Beginning by telling the reader that his profile qualifies him for gold membership on Facebook, the fake electronic mail elaborates that Facebook is happy to declare that the reader's profile has now reached the cent percent status for gold membership and so the website has decided to award him $2,500,000. Consequently, it's being advised that the user get in touch with the website's Executive Secretary to learn about the directions for getting the award money, the electronic mail states.
The electronic mail also states that the user, for purposes of validation, must provide his name, address as well as the qualification number along with his Gold Membership Qualification Numbers: BB-456-76FUB and FB-57-20100. Finally, the e-mail ends by saying that it'll take a maximum of seven days to get the payment to the award winner once the current notification is dispatched.

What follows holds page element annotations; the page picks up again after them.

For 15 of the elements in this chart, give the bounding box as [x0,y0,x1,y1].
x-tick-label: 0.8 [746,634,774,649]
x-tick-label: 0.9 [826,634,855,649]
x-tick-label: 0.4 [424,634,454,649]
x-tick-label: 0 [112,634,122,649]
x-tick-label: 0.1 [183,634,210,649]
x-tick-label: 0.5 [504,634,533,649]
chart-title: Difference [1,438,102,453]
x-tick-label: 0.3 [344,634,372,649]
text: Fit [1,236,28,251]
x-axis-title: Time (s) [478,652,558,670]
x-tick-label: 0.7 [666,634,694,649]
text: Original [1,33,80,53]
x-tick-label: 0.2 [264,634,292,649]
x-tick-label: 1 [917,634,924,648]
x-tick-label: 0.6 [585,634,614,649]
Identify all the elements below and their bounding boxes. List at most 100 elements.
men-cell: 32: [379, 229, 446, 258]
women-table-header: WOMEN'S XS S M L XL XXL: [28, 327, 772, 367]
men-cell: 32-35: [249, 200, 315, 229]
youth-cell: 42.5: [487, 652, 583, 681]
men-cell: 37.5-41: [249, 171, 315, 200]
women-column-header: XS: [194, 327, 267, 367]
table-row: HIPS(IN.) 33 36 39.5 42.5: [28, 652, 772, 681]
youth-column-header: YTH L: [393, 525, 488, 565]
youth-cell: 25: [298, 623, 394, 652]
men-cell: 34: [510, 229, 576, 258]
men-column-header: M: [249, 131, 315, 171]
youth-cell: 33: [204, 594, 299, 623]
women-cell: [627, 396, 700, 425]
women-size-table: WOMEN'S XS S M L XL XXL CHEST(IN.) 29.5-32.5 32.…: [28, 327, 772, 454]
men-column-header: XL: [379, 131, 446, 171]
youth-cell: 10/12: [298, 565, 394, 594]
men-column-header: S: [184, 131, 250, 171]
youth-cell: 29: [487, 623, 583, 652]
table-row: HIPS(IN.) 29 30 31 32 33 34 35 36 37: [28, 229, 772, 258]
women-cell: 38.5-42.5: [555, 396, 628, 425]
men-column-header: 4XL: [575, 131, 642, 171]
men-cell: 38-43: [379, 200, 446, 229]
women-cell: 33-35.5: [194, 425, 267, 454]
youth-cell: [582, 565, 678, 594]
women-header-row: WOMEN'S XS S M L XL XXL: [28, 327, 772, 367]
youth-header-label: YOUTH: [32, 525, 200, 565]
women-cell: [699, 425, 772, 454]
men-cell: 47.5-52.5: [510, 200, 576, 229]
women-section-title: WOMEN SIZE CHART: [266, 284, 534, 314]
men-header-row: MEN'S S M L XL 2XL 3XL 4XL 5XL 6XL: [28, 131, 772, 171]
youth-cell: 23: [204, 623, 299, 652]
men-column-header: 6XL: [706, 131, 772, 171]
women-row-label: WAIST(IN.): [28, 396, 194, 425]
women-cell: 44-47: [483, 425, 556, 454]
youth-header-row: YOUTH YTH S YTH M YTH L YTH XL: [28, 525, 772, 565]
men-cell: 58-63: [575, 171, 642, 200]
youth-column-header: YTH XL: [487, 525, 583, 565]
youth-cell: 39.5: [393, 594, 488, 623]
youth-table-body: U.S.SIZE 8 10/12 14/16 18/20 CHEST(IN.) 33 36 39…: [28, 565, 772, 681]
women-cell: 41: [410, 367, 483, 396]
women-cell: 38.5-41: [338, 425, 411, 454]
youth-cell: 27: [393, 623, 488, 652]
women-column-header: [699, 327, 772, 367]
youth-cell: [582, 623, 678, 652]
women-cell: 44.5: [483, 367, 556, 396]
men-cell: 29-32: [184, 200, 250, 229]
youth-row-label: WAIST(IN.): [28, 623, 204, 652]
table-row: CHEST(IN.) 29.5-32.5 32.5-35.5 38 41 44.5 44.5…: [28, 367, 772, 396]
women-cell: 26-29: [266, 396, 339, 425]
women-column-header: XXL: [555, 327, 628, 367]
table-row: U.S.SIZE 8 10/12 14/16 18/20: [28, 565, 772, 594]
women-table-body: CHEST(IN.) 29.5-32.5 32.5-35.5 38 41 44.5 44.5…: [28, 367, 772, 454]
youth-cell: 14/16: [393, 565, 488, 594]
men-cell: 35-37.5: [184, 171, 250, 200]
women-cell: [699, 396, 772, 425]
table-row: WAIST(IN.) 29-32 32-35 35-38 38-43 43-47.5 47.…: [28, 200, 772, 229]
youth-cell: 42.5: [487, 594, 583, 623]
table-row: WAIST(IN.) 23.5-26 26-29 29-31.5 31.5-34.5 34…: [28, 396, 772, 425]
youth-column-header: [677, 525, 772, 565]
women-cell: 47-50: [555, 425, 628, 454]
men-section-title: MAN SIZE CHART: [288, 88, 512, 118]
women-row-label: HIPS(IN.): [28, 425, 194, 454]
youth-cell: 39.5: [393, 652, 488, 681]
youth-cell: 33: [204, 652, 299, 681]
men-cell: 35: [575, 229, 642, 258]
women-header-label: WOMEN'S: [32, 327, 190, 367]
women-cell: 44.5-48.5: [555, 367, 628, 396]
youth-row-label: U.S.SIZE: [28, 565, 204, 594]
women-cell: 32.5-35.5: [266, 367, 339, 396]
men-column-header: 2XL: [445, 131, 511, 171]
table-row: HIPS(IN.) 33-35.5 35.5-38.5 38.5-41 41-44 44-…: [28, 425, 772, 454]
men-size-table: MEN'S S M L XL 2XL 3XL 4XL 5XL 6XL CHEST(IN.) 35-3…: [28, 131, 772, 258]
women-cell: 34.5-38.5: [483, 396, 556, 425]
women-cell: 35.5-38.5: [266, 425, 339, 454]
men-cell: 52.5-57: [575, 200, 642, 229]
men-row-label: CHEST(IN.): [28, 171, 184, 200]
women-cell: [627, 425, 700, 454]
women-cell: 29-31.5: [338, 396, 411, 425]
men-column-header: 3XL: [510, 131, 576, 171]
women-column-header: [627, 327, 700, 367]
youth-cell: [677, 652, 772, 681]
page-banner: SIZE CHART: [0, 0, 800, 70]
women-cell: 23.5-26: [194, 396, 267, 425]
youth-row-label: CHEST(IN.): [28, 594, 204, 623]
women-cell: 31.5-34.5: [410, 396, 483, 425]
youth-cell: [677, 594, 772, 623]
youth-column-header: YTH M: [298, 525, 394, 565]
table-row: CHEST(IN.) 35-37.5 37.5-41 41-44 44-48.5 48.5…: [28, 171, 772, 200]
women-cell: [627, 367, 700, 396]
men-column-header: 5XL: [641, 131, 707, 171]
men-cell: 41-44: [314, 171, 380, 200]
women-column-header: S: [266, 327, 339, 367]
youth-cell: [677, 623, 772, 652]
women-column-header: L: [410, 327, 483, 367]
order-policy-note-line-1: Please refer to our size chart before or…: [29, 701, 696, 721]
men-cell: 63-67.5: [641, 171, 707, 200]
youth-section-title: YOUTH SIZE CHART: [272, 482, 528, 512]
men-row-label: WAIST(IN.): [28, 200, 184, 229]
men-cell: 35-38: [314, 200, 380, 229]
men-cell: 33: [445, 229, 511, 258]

But, as observed several times, responding to the e-mail or getting in touch with the Executive Secretary doesn't produce any prize rather the responder gets ensnared with too many requests, which the scammers create to falsify the situation and thereby make substantial profits by exploiting the victim's innocence.
Obviously, the e-mail isn't a Facebook message, still naïve end-users might fall for the variant of the 'advance fee scam.' Specialists remark that Facebook didn't send the e-mail, while the announcement of a prize award for the recipient is a fib. Indeed, working like any 'advance fee scam,' the message deceptively gets users to give away personal information and/or their money to the criminals.
Previously, similar scams involved bogus lottery schemes, which used reputed organizations' names like Nokia, BBC or Microsoft, while fooled Internauts into believing there were millions in prize for them.
Hence, it's recommended that people on the Internet remain vigilant of dubious e-mails, which give word for fantastic prizes from organizations/firms, which actually deal little with lotteries whatsoever.